Dracup joins 20 policy experts from a diverse group of organizations on the committee, which will assess current regulation, financing, content, governance and organization of US GME and develop recommendations for modifying it to produce a physician workforce and health care system that will meet 21st-century needs.

The committee is expected to make its report in or around December 2013.

School of Nursing Students Receive National Research Service Award Grants

This year, two UCSF School of Nursing doctoral students have received National Research Service Award (NRSA) grants from the National Institutes of Health (NIH), bringing the total number of School of Nursing students with NRSA grants to five.

Emily Green was awarded a grant for her project, “East African Immigrant Females: Adolescent Developmental Protective/Risk Factors” (faculty sponsor, Susan Kools). Tara Walhart received her grant for “Identification of Novel Inhibitors of Human Papilloma Infection” (faculty sponsors, Carol Dawson-Rose and Joel Palefsky).

The National Research Service Award is among the most selective and prestigious sources of funding for doctoral students. It comes with an annual stipend of $22,032 and covers 60 percent of the recipient’s tuition and fees up to $16,000.

The other currently funded School of Nursing recipients are:

  • Jennifer Baird, for “Understanding How PICU Nurses Care for Dying Children and Their Families” (faculty sponsor, Betty Davies)
  • John Merriman, for “Identification of Genetic Markers Associated with Attentional Fatigue” (faculty sponsors, Christine Miaskowski and Bradley Aouizerat)
  • Ifeyinwa Asiodu, for “Identifying Barriers to Breastfeeding Initiation in African American Families” (faculty sponsors: Audrey Lyndon and Kathryn Lee)

Robert Wood Johnson Foundation Names Shirley Chater a Force Multiplier

Former UCSF Vice Chancellor for Academic Affairs and School of Nursing alumna Shirley Sears Chater was recently named one of the Robert Wood Johnson Foundation's (RWJF’s) “Force Multipliers”— programs or individuals who have had a dramatic and catalytic effect on improving health care in the US.
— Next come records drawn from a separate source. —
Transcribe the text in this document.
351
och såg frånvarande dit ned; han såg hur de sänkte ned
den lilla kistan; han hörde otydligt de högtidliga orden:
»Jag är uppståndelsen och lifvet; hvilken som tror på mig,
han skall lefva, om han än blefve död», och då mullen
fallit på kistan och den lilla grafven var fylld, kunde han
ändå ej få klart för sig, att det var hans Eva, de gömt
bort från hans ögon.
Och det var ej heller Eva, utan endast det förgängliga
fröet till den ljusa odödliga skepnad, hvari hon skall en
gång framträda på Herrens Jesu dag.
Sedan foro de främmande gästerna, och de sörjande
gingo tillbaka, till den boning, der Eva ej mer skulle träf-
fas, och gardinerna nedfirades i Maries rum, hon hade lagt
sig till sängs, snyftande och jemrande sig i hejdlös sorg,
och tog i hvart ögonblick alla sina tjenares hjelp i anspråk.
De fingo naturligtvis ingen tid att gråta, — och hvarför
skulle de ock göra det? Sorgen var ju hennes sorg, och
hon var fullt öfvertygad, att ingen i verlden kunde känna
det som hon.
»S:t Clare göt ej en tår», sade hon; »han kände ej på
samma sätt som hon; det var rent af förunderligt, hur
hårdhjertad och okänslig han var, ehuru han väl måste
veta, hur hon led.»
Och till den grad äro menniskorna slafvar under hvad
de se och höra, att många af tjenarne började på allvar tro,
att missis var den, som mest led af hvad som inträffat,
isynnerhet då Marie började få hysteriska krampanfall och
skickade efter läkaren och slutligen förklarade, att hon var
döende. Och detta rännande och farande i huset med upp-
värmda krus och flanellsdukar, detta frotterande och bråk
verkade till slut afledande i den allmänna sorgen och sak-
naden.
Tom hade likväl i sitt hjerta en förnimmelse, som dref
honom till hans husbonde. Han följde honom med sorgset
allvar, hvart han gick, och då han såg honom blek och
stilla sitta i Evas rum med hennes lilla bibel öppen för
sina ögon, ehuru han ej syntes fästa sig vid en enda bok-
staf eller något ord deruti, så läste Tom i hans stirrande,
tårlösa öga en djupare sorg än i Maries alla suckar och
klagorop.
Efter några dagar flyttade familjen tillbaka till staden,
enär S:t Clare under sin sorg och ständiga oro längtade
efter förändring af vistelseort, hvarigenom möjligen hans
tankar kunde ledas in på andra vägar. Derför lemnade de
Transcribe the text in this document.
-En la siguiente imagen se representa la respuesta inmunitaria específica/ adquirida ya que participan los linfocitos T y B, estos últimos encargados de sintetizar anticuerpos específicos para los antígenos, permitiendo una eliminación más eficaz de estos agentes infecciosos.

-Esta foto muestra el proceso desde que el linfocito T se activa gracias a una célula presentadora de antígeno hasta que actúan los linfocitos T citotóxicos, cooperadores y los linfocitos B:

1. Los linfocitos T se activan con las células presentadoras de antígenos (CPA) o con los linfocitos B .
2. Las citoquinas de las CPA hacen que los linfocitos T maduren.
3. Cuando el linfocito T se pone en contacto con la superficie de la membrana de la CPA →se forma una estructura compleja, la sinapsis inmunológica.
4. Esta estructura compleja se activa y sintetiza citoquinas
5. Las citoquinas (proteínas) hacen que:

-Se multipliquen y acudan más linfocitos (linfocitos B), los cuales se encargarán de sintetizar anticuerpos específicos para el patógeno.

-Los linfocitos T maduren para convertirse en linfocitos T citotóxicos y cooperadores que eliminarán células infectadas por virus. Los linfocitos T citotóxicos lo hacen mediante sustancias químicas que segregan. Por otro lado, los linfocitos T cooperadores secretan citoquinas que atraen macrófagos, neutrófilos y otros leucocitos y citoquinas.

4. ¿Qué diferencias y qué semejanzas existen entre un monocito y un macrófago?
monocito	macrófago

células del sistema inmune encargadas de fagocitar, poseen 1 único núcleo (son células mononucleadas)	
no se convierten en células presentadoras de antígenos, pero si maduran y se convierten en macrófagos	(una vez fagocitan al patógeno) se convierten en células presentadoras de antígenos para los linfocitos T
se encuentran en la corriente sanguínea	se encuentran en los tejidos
She was honored on the occasion of her retirement from her position as chair of the national advisory committee for RWJF's Executive Nurse Fellows program. Chater was tapped in 1997 by then-RWJF Vice President Terrance Keenan to help develop the program, which offers nurses three-year fellowships to develop and strengthen leadership skills. Since then, the program has trained more than 200 nurses, providing advanced education, intensive coaching, and networking opportunities to up to 20 nurses selected every year.

Chater’s broad leadership experience made her a natural pick to help develop the program. She became UCSF’s vice chancellor for academic affairs in 1977—then the highest-ranking woman in the University of California system. Nine years later, Chater became president of Texas Women’s University and was subsequently appointed by Texas Governor Ann Richards to head the Texas Health Policy Task Force. In 1993, President Bill Clinton appointed Chater Commissioner of the US Social Security Administration, and for four years, she served as head of the agency that provides an income lifeline for millions of Americans.

An elected member of the Institute of Medicine and the National Academy of Sciences, Chater was named one of the American Academy of Nursing's “Living Legends” in 2000.